Almost immediately, neighboring ranchers filed suits claiming that the river could not sustain the withdrawal of water. In October, 1929, five suits were combined and on May 7, 1930, in a lengthy decision, Judge Jones of the San Francisco Superior Court ruled that C&H could proceed. Shortly thereafter, a contract was awarded to build sixteen miles of pipeline and construct a holding bay – Rolph Reservoir – near the Carquinez Bridge. Surrounding the reservoir would be a fence “to keep boys and men from swimming in the reservoir…” From there, two fifteen-inch lines would carry water across the new Carquinez Bridge to the C&H plant.
Things did not go well. A break in the line in 1931 caused major damages to the railroad and revealed serious design flaws so that by 1932, the entire pipeline had to be repaired at a cost of $100,000. “A crew of between 150 and 200 men are employed on the project, installing new cement joints in the 20-inch cast iron pipe,” according to the Napa Valley Register (11-3-1932), and “is being rushed” due to “fast dwindling supply of water impounded in the sugar mill’s reservoir…”
Things got worse and while reporting is scant of detail, we do know that the wells were abandoned; well water eventually became brackish with salt and were shut down.
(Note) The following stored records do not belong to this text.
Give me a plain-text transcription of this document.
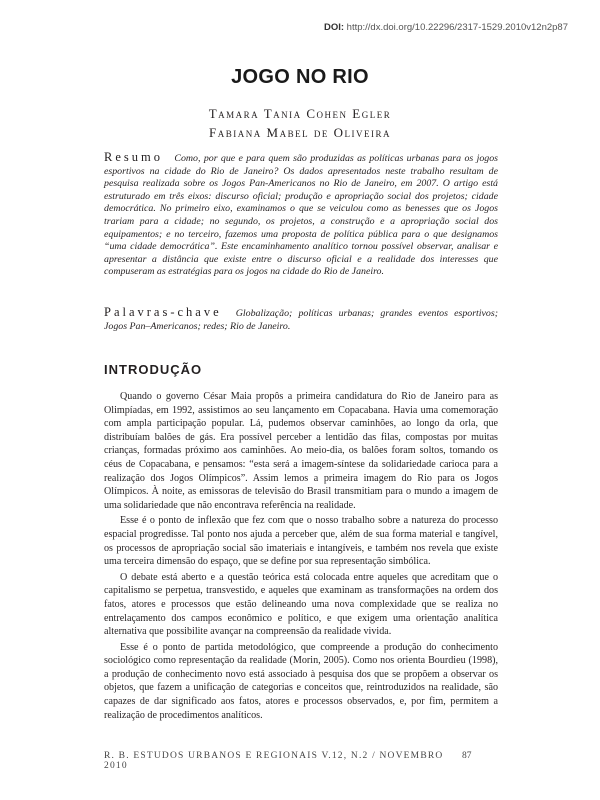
DOI: http://dx.doi.org/10.22296/2317-1529.2010v12n2p87
JOGO NO RIO
Tamara Tania Cohen Egler
Fabiana Mabel de Oliveira
Resumo Como, por que e para quem são produzidas as políticas urbanas para os jogos esportivos na cidade do Rio de Janeiro? Os dados apresentados neste trabalho resultam de pesquisa realizada sobre os Jogos Pan-Americanos no Rio de Janeiro, em 2007. O artigo está estruturado em três eixos: discurso oficial; produção e apropriação social dos projetos; cidade democrática. No primeiro eixo, examinamos o que se veiculou como as benesses que os Jogos trariam para a cidade; no segundo, os projetos, a construção e a apropriação social dos equipamentos; e no terceiro, fazemos uma proposta de política pública para o que designamos “uma cidade democrática”. Este encaminhamento analítico tornou possível observar, analisar e apresentar a distância que existe entre o discurso oficial e a realidade dos interesses que compuseram as estratégias para os jogos na cidade do Rio de Janeiro.
Palavras-chave Globalização; políticas urbanas; grandes eventos esportivos; Jogos Pan–Americanos; redes; Rio de Janeiro.
INTRODUÇÃO

Quando o governo César Maia propôs a primeira candidatura do Rio de Janeiro para as Olimpíadas, em 1992, assistimos ao seu lançamento em Copacabana. Havia uma comemoração com ampla participação popular. Lá, pudemos observar caminhões, ao longo da orla, que distribuíam balões de gás. Era possível perceber a lentidão das filas, compostas por muitas crianças, formadas próximo aos caminhões. Ao meio-dia, os balões foram soltos, tomando os céus de Copacabana, e pensamos: “esta será a imagem-síntese da solidariedade carioca para a realização dos Jogos Olímpicos”. Assim lemos a primeira imagem do Rio para os Jogos Olímpicos. À noite, as emissoras de televisão do Brasil transmitiam para o mundo a imagem de uma solidariedade que não encontrava referência na realidade.

Esse é o ponto de inflexão que fez com que o nosso trabalho sobre a natureza do processo espacial progredisse. Tal ponto nos ajuda a perceber que, além de sua forma material e tangível, os processos de apropriação social são imateriais e intangíveis, e também nos revela que existe uma terceira dimensão do espaço, que se define por sua representação simbólica.

O debate está aberto e a questão teórica está colocada entre aqueles que acreditam que o capitalismo se perpetua, transvestido, e aqueles que examinam as transformações na ordem dos fatos, atores e processos que estão delineando uma nova complexidade que se realiza no entrelaçamento dos campos econômico e político, e que exigem uma orientação analítica alternativa que possibilite avançar na compreensão da realidade vivida.

Esse é o ponto de partida metodológico, que compreende a produção do conhecimento sociológico como representação da realidade (Morin, 2005). Como nos orienta Bourdieu (1998), a produção de conhecimento novo está associado à pesquisa dos que se propõem a observar os objetos, que fazem a unificação de categorias e conceitos que, reintroduzidos na realidade, são capazes de dar significado aos fatos, atores e processos observados, e, por fim, permitem a realização de procedimentos analíticos.

R. B. ESTUDOS URBANOS E REGIONAIS V.12, N.2 / NOVEMBRO 2010
87
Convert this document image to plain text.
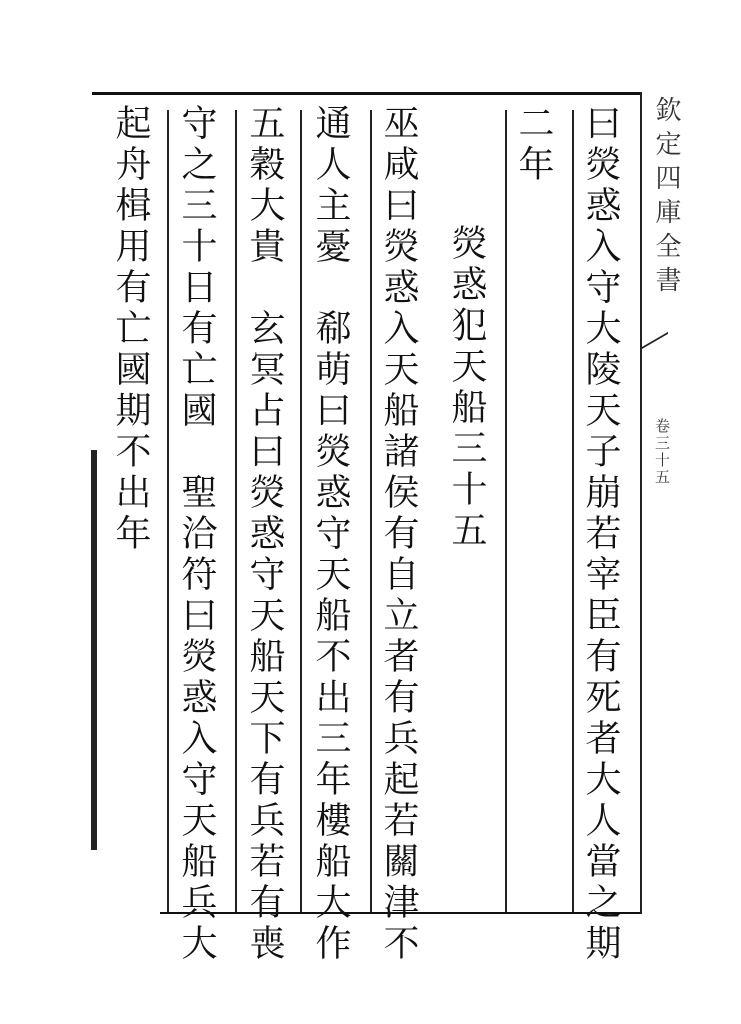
欽定四庫全書
卷三十五
曰熒惑入守大陵天子崩若宰臣有死者大人當之期
二年
熒惑犯天船三十五
巫咸曰熒惑入天船諸侯有自立者有兵起若關津不
通人主憂　郗萌曰熒惑守天船不出三年樓船大作
五穀大貴　玄冥占曰熒惑守天船天下有兵若有喪
守之三十日有亡國　聖洽符曰熒惑入守天船兵大
起舟楫用有亡國期不出年
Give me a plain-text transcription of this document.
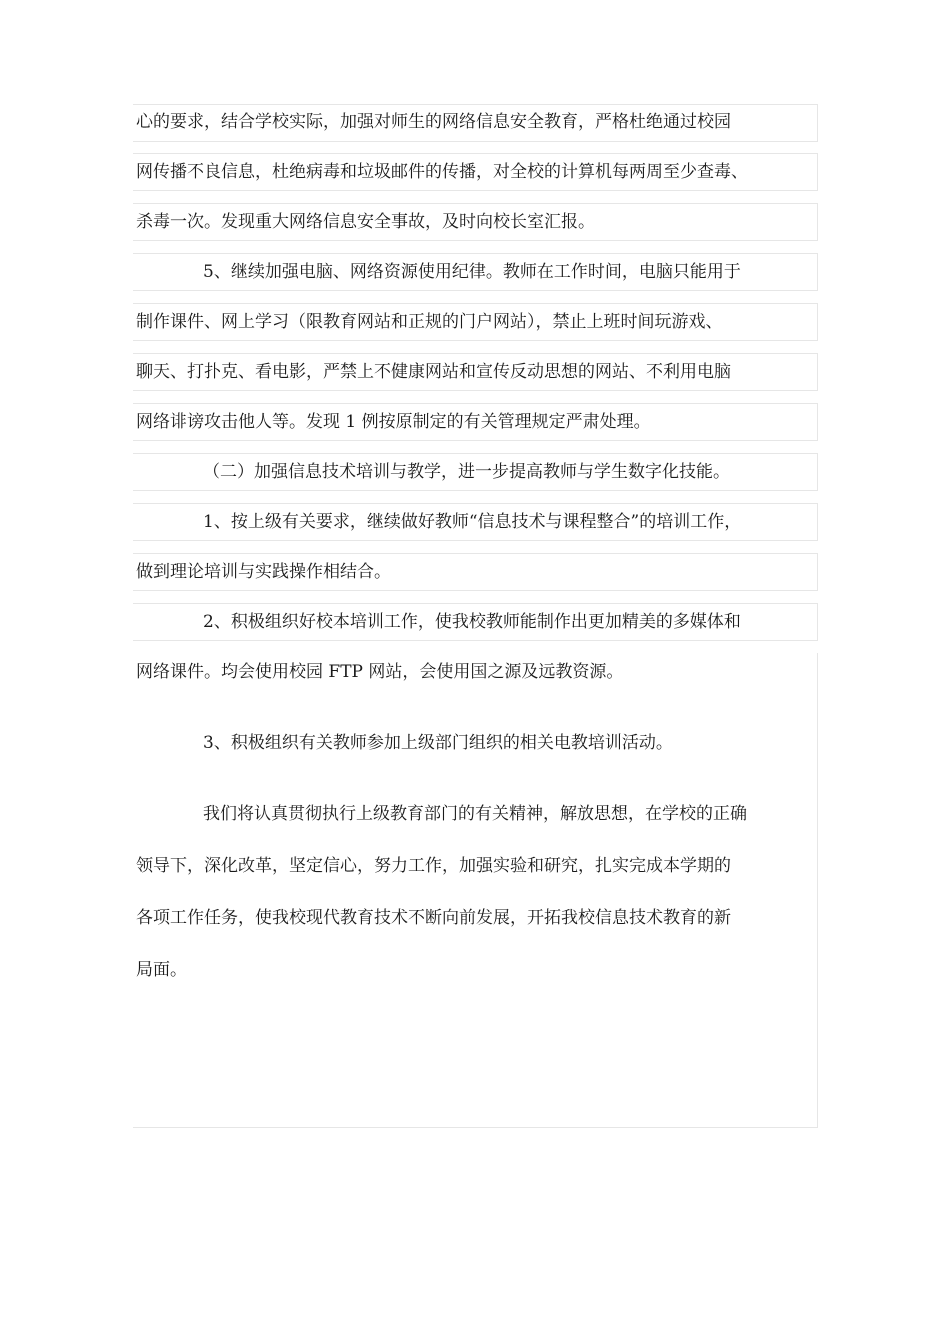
心的要求，结合学校实际，加强对师生的网络信息安全教育，严格杜绝通过校园
网传播不良信息，杜绝病毒和垃圾邮件的传播，对全校的计算机每两周至少查毒、
杀毒一次。发现重大网络信息安全事故，及时向校长室汇报。
5、继续加强电脑、网络资源使用纪律。教师在工作时间，电脑只能用于
制作课件、网上学习（限教育网站和正规的门户网站），禁止上班时间玩游戏、
聊天、打扑克、看电影，严禁上不健康网站和宣传反动思想的网站、不利用电脑
网络诽谤攻击他人等。发现 1 例按原制定的有关管理规定严肃处理。
（二）加强信息技术培训与教学，进一步提高教师与学生数字化技能。
1、按上级有关要求，继续做好教师“信息技术与课程整合”的培训工作，
做到理论培训与实践操作相结合。
2、积极组织好校本培训工作，使我校教师能制作出更加精美的多媒体和
网络课件。均会使用校园 FTP 网站，会使用国之源及远教资源。
3、积极组织有关教师参加上级部门组织的相关电教培训活动。
我们将认真贯彻执行上级教育部门的有关精神，解放思想，在学校的正确
领导下，深化改革，坚定信心，努力工作，加强实验和研究，扎实完成本学期的
各项工作任务，使我校现代教育技术不断向前发展，开拓我校信息技术教育的新
局面。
A reference to this is an obituary dated December 11, 1953; referring to William A. Forbes, who was involved in the water lawsuit, “The refinery won the suit but water in the wells later became salty and there were abandoned.” (Napa Valley Register, 12-11-1953.)
So, the wells dried up and were abandoned. However, not so for the pipeline on the bridge. Shortly after the Vallejo water treatment plant was re-built in the ‘80s, a plan was developed to send water across the span, but this time from Crockett to Vallejo, ensuring water to Mare Island Naval Base for military purposes. Water would be sent from the East Bay Municipal Utility District (EBMUD) which now supplied Crockett. However, a test run proved fatal – “It leaked so bad we had the Carquinez Falls,” as Caltrans spokesperson Bart Ney shared, “the pipes leaked from one end of the bridge to the other.” The 1927 span was disassembled following the erection of the Zampa Bridge in the early 2000s, and so with it, the pipeline.